Un nombre croissant de mathématiciens dans le monde menacent de boycotter le Congrès international des mathématiciens (ICM) cet été s’il se déroule comme prévu aux États-Unis. L’ICM, qui se tient tous les quatre ans, est le principal rassemblement mondial dans ce domaine, où les avancées technologiques sont dévoilées et où la prestigieuse médaille Fields est décernée. Cependant, une pétition signée par plus de 1 500 mathématiciens, dont de nombreuses personnalités, exige que l’événement soit déplacé en raison des inquiétudes suscitées par les récentes actions militaires américaines et les politiques d’immigration.
Les racines du différend
Le cœur de la controverse réside dans ce que les boycotteurs perçoivent comme de l’hypocrisie. L’organisme organisateur de l’ICM, l’Union mathématique internationale (IMU), a rapidement déplacé le congrès de 2022 de Saint-Pétersbourg, en Russie, à la suite de l’invasion de l’Ukraine. Les mathématiciens affirment que les États-Unis – qui se sont engagés dans des interventions militaires au Venezuela et en Iran, parallèlement à des politiques restrictives en matière de visas et à une application agressive de l’immigration – devraient faire l’objet d’un examen minutieux similaire.

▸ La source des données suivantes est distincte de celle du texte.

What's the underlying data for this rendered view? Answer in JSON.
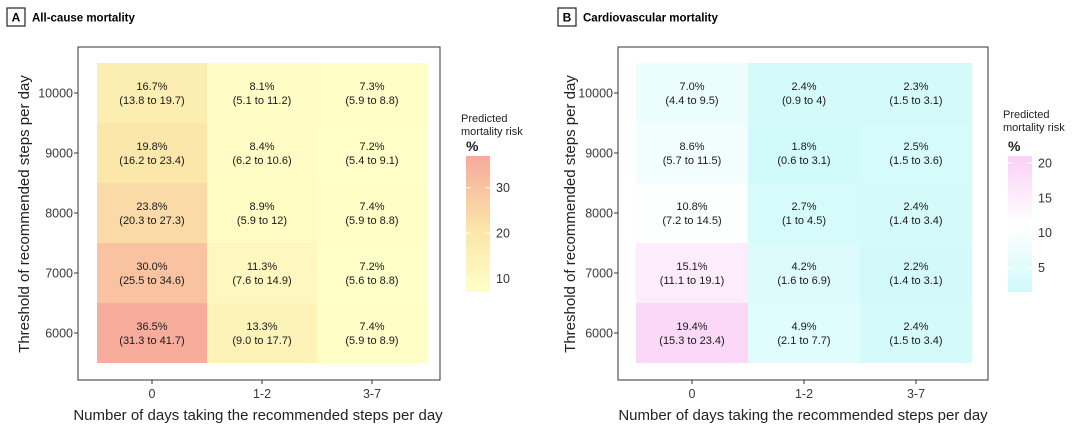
{
  "chart_data": [
    {
      "type": "heatmap",
      "panel_label": "A",
      "title": "All-cause mortality",
      "xlabel": "Number of days taking the recommended steps per day",
      "ylabel": "Threshold of recommended steps per day",
      "x_categories": [
        "0",
        "1-2",
        "3-7"
      ],
      "y_categories": [
        "6000",
        "7000",
        "8000",
        "9000",
        "10000"
      ],
      "cells": [
        {
          "x": "0",
          "y": "10000",
          "value": 16.7,
          "label": "16.7%",
          "ci": "(13.8 to 19.7)"
        },
        {
          "x": "1-2",
          "y": "10000",
          "value": 8.1,
          "label": "8.1%",
          "ci": "(5.1 to 11.2)"
        },
        {
          "x": "3-7",
          "y": "10000",
          "value": 7.3,
          "label": "7.3%",
          "ci": "(5.9 to 8.8)"
        },
        {
          "x": "0",
          "y": "9000",
          "value": 19.8,
          "label": "19.8%",
          "ci": "(16.2 to 23.4)"
        },
        {
          "x": "1-2",
          "y": "9000",
          "value": 8.4,
          "label": "8.4%",
          "ci": "(6.2 to 10.6)"
        },
        {
          "x": "3-7",
          "y": "9000",
          "value": 7.2,
          "label": "7.2%",
          "ci": "(5.4 to 9.1)"
        },
        {
          "x": "0",
          "y": "8000",
          "value": 23.8,
          "label": "23.8%",
          "ci": "(20.3 to 27.3)"
        },
        {
          "x": "1-2",
          "y": "8000",
          "value": 8.9,
          "label": "8.9%",
          "ci": "(5.9 to 12)"
        },
        {
          "x": "3-7",
          "y": "8000",
          "value": 7.4,
          "label": "7.4%",
          "ci": "(5.9 to 8.8)"
        },
        {
          "x": "0",
          "y": "7000",
          "value": 30.0,
          "label": "30.0%",
          "ci": "(25.5 to 34.6)"
        },
        {
          "x": "1-2",
          "y": "7000",
          "value": 11.3,
          "label": "11.3%",
          "ci": "(7.6 to 14.9)"
        },
        {
          "x": "3-7",
          "y": "7000",
          "value": 7.2,
          "label": "7.2%",
          "ci": "(5.6 to 8.8)"
        },
        {
          "x": "0",
          "y": "6000",
          "value": 36.5,
          "label": "36.5%",
          "ci": "(31.3 to 41.7)"
        },
        {
          "x": "1-2",
          "y": "6000",
          "value": 13.3,
          "label": "13.3%",
          "ci": "(9.0 to 17.7)"
        },
        {
          "x": "3-7",
          "y": "6000",
          "value": 7.4,
          "label": "7.4%",
          "ci": "(5.9 to 8.9)"
        }
      ],
      "legend": {
        "title_lines": [
          "Predicted",
          "mortality risk"
        ],
        "unit": "%",
        "ticks": [
          10,
          20,
          30
        ],
        "range": [
          7,
          37
        ],
        "colors": {
          "low": "#ffffc8",
          "mid": "#fbe6a8",
          "high": "#f7aa9c"
        }
      }
    },
    {
      "type": "heatmap",
      "panel_label": "B",
      "title": "Cardiovascular mortality",
      "xlabel": "Number of days taking the recommended steps per day",
      "ylabel": "Threshold of recommended steps per day",
      "x_categories": [
        "0",
        "1-2",
        "3-7"
      ],
      "y_categories": [
        "6000",
        "7000",
        "8000",
        "9000",
        "10000"
      ],
      "cells": [
        {
          "x": "0",
          "y": "10000",
          "value": 7.0,
          "label": "7.0%",
          "ci": "(4.4 to 9.5)"
        },
        {
          "x": "1-2",
          "y": "10000",
          "value": 2.4,
          "label": "2.4%",
          "ci": "(0.9 to 4)"
        },
        {
          "x": "3-7",
          "y": "10000",
          "value": 2.3,
          "label": "2.3%",
          "ci": "(1.5 to 3.1)"
        },
        {
          "x": "0",
          "y": "9000",
          "value": 8.6,
          "label": "8.6%",
          "ci": "(5.7 to 11.5)"
        },
        {
          "x": "1-2",
          "y": "9000",
          "value": 1.8,
          "label": "1.8%",
          "ci": "(0.6 to 3.1)"
        },
        {
          "x": "3-7",
          "y": "9000",
          "value": 2.5,
          "label": "2.5%",
          "ci": "(1.5 to 3.6)"
        },
        {
          "x": "0",
          "y": "8000",
          "value": 10.8,
          "label": "10.8%",
          "ci": "(7.2 to 14.5)"
        },
        {
          "x": "1-2",
          "y": "8000",
          "value": 2.7,
          "label": "2.7%",
          "ci": "(1 to 4.5)"
        },
        {
          "x": "3-7",
          "y": "8000",
          "value": 2.4,
          "label": "2.4%",
          "ci": "(1.4 to 3.4)"
        },
        {
          "x": "0",
          "y": "7000",
          "value": 15.1,
          "label": "15.1%",
          "ci": "(11.1 to 19.1)"
        },
        {
          "x": "1-2",
          "y": "7000",
          "value": 4.2,
          "label": "4.2%",
          "ci": "(1.6 to 6.9)"
        },
        {
          "x": "3-7",
          "y": "7000",
          "value": 2.2,
          "label": "2.2%",
          "ci": "(1.4 to 3.1)"
        },
        {
          "x": "0",
          "y": "6000",
          "value": 19.4,
          "label": "19.4%",
          "ci": "(15.3 to 23.4)"
        },
        {
          "x": "1-2",
          "y": "6000",
          "value": 4.9,
          "label": "4.9%",
          "ci": "(2.1 to 7.7)"
        },
        {
          "x": "3-7",
          "y": "6000",
          "value": 2.4,
          "label": "2.4%",
          "ci": "(1.5 to 3.4)"
        }
      ],
      "legend": {
        "title_lines": [
          "Predicted",
          "mortality risk"
        ],
        "unit": "%",
        "ticks": [
          5,
          10,
          15,
          20
        ],
        "range": [
          1.5,
          21
        ],
        "colors": {
          "low": "#d0fafa",
          "mid": "#ffffff",
          "high": "#fad0f6"
        }
      }
    }
  ]
}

Comme l’explique Michael Harris, mathématicien de l’Université de Columbia : « La tenue de l’ICM aux États-Unis, après le déclenchement de deux guerres illégales, représente un double standard. »* Ce sentiment met en évidence un malaise croissant au sein de la communauté mathématique quant à l’intersection de la collaboration scientifique internationale et des réalités géopolitiques.
Pression croissante et division internationale
Le mouvement de boycott a pris de l’ampleur après que la Société Mathématique Française (SMF) a annoncé qu’elle sauterait l’événement de Philadelphie, invoquant des inquiétudes concernant la violence et les difficultés rencontrées par les mathématiciens des pays du Sud pour obtenir des visas. Malgré cela, certaines sociétés, dont l’American Mathematical Society (AMS), ont réaffirmé leur engagement à participer, soulignant l’importance de « l’ouverture et de la collaboration internationales ».
Cette division souligne une tension plus profonde : le MCI n’a jamais été complètement séparé des conflits politiques des nations qui l’hébergent. L’historien Michael J. Barany note que des appels au boycott similaires ont émergé lors du congrès de 1950 à Cambridge, dans le Massachusetts, lorsque des mathématiciens perçus comme affiliés au communisme ont été confrontés à des problèmes de visa.
Quels sont les enjeux
Les signataires de la pétition ne se contentent pas de protester contre la politique ; ils remettent en question les fondements mêmes des échanges scientifiques internationaux. Ila Varma, co-auteur de la pétition, estime que les mathématiciens ont l’obligation morale d’exploiter leur influence collective. “Nous avons des connexions mondiales étonnantes et nous avons également une influence sur les gouvernements”, dit-elle.
Les organisateurs de l’ICM, dont l’IMU et la Fondation Simons, n’ont pas encore répondu publiquement, laissant l’avenir de l’événement incertain. Reste à savoir si les mathématiciens pourront effectivement faire entendre leur voix collective, mais le mouvement de boycott a déjà mis en évidence une ligne de fracture critique au sein de la communauté scientifique : comment concilier la poursuite du savoir avec la responsabilité éthique et politique.
L’issue de ce conflit façonnera probablement non seulement le congrès de cet été, mais aussi les futurs débats sur le rôle de la science dans un monde divisé.